An employer’s arbitration agreement was both procedurally and substantively unconscionable, a California appellate panel determined, affirming a trial court’s denial of an employer’s motion to compel arbitration.
Anthony De Leon filed a lawsuit against Pinnacle Property Management Services, alleging that he was a nonexempt employee whom the company did not compensate for his overtime work or certain business expenses and that he was provided with inaccurate wage statements, according to his 13-count complaint.
Pinnacle moved to compel arbitration. When De Leon submitted an employment application in 2016, he electronically signed an “issue resolution agreement” (IRA), which he was required to sign as a precondition to employment.
The IRA provided for mandatory arbitration for any and all “claims, disputes or controversies arising out of or relating to [De Leon’s] application or candidacy for employment, employment, and/or cessation of employment with Pinnacle.”
In addition, the agreement included a statute of limitations provision of one year only, along with a discovery provision that allowed for only one set of 20 interrogatories (which could include a request for documents) and three depositions per side.
De Leon objected to arbitration, arguing that the IRA was unconscionable, particularly given the shortened statute of limitations and limited discovery. He claimed that he would need to serve at least 50 interrogatories and 70 requests to produce documents and depose seven specified individuals.
The trial court denied the motion, finding the IRA both procedurally and substantively unconscionable.
Pinnacle appealed, arguing that the IRA had low procedural unconscionability and contained only one substantively unconscionable provision.
The appellate panel disagreed, affirming the denial of the motion to compel arbitration.
Although the defendants conceded that the IRA was procedurally unconscionable as a contract of adhesion, they claimed it had a “low” level of unconscionability because it was not buried in an employment agreement and was instead contained in a stand-alone arbitration agreement.
The court agreed that this lessened the level of unconscionability, but also noted that De Leon claimed that he was “pressured” to sign the agreement and did not know “how one-sided, unfair and illegal it was.”
Turning to substantive unconscionability, the court found that the one-year statute of limitations was unconscionable “because many of [De Leon’s] claims have longer statute of limitations.”
The court also found that the discovery limitations in the IRA were unconscionable. While superficially neutral, the restrictions favored the defendants, the panel wrote.
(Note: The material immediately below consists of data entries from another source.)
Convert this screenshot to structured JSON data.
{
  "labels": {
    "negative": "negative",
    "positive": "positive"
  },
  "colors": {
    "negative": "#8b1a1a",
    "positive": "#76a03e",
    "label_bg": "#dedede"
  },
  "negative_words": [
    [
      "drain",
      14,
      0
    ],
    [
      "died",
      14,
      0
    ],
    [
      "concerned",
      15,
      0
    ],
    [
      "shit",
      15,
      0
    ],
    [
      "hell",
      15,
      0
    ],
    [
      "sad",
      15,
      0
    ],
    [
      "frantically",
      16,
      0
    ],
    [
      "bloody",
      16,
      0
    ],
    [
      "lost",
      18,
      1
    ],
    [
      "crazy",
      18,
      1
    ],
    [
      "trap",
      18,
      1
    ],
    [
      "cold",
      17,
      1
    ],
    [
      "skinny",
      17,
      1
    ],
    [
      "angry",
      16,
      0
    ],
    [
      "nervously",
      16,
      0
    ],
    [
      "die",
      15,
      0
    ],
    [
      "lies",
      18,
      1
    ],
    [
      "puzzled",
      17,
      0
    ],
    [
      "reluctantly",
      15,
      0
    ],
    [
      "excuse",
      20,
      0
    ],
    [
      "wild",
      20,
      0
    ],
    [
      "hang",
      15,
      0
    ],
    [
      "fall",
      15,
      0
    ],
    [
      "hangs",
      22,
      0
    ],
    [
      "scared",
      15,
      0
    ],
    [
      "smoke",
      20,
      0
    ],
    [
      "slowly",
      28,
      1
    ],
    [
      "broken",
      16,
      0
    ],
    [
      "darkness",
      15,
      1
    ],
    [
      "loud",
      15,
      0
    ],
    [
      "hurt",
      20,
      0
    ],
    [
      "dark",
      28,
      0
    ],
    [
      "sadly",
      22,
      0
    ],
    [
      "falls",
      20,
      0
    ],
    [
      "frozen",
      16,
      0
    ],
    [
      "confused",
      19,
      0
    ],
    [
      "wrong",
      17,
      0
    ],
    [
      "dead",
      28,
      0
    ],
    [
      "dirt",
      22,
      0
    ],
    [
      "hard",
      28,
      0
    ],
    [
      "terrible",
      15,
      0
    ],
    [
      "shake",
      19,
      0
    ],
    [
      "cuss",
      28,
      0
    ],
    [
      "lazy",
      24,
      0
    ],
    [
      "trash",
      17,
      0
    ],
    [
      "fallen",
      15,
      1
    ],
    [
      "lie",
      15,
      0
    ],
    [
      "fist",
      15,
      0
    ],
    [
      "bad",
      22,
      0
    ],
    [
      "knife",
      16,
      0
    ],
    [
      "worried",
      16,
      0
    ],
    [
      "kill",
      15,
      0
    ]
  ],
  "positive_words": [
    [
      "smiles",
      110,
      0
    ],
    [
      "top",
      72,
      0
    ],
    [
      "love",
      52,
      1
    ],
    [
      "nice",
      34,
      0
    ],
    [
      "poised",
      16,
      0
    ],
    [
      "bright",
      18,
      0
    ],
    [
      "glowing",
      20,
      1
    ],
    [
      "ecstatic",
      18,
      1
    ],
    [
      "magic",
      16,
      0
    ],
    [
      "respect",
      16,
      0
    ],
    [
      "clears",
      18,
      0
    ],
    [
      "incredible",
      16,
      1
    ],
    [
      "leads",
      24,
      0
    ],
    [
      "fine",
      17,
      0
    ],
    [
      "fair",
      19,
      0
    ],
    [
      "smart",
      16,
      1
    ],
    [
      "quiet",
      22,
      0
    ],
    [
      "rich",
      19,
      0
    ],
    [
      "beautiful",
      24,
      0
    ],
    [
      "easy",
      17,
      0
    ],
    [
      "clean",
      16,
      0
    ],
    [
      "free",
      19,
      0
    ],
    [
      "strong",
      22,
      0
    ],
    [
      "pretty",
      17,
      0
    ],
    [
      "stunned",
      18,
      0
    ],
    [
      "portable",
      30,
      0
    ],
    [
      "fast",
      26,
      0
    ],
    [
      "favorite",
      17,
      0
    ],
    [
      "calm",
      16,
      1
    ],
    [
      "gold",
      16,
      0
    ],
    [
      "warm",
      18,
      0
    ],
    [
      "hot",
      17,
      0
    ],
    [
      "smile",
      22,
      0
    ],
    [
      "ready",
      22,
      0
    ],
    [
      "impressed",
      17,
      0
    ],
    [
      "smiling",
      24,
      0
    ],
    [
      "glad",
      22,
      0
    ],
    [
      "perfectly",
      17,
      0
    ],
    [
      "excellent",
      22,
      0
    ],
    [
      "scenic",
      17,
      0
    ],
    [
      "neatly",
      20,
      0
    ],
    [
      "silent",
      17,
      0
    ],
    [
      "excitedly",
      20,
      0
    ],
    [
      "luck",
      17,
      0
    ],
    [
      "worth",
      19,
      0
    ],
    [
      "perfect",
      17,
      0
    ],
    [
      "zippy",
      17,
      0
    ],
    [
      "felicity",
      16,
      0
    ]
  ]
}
“Here, [De Leon] set forth facts tending to show he would be unable to vindicate his statutory rights under the discovery limitations of the IRA,” the court said, estimating the need for more depositions, interrogatories and requests for production than the agreement allowed.
“Under these circumstances, it is reasonable to conclude the IRA’s default discovery limits are insufficient for [De Leon] to pursue his 13 causes of action concerning wage and hour claims, whistleblower retaliation, wrongful termination and [Fair Employment and Housing Act] issues,” the court wrote.
The panel declined to sever the troublesome provisions.
“Given the multiple unconscionable provisions in the IRA, the agreement is permeated by unconscionability,” the court said. “The agreement ‘contains more than one unlawful provision;’ it has both an unconscionable statute of limitations provision and an unconscionable discovery provision. ‘Such multiple defects indicate a systematic effort to impose arbitration on an employee not simply as an alternative to litigation, but as an inferior forum that works to the employer’s advantage.’”
The court affirmed the denial of the employer’s motion to compel arbitration.
To read the opinion in De Leon v. Pinnacle Property Management Services, LLC, click here.
Why it matters: The combination of both procedural and substantive unconscionability meant the IRA was unconscionable and unenforceable, the appellate panel held, continuing California courts’ complicated relationship with arbitration. Employers facing scrutiny of arbitration agreements should also be aware of the recent prohibitions enacted by Congress, with a new law that invalidates arbitration agreements and precludes the enforcement of class action waivers for claims involving sexual assault or sexual harassment.